Around 150 photographs taken by luminaries such as Leibovitz, Harry Benson, Helmut Newton, Herb Ritts and Mario Testino will form part of the exhibition, as will those from earlier times by Edward Steichen, Man Ray, Cecil Beaton, and Baron de Meyer.
From the magazine's first incarnation (it was published by Condé Nast from 1913 to 1936, when it was shelved for being too frivolous during the Depression) there are portraits of Albert Einstein, Charlie Chaplin, Jean Harlow and Louis Armstrong.
Then more recently (it was brought back to life in the 1980s) the pictures range from those of celebrities such as Sean Connery, Michael Caine, Helen Mirren and Julianne Moore, to more powerful images, such as that by Jonas Karlsson of the firefighters who tackled the aftermath of the 2001 attack on the World Trade Center.
James Holloway, director of the Portrait Gallery believes the exhibition is "incredibly beautiful" and will be one of the highlights of the summer season.

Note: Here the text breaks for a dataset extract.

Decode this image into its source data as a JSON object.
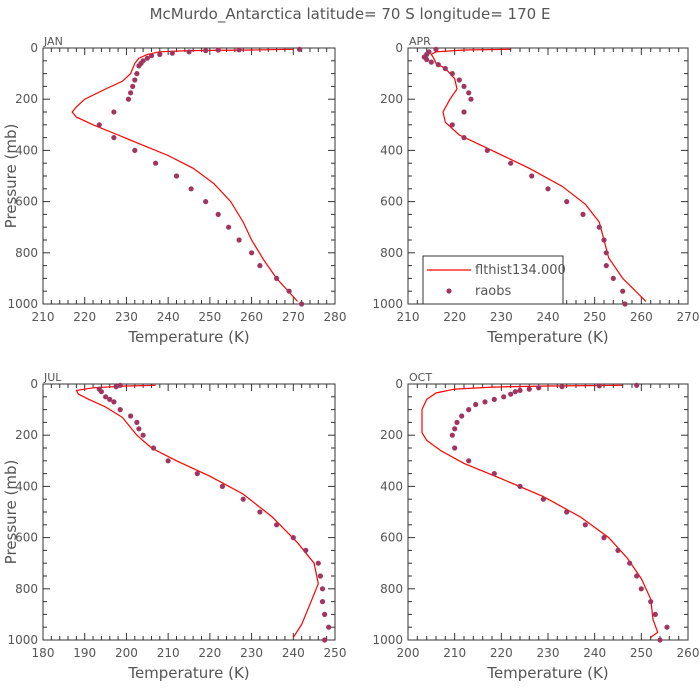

Editor Graydon Carter adds: "It's only fitting that the august Scottish National Portrait Gallery will present the first exhibition of Vanity Fair's iconic portraits. To have all of the works displayed together will serve as a remarkable photographic history."
Vanity Fair Portraits: Photographs 1913 – 2008 is on at the Scottish National Portrait Gallery, 1 Queen Street, from June 14 to September 21. Admission is £6/£4.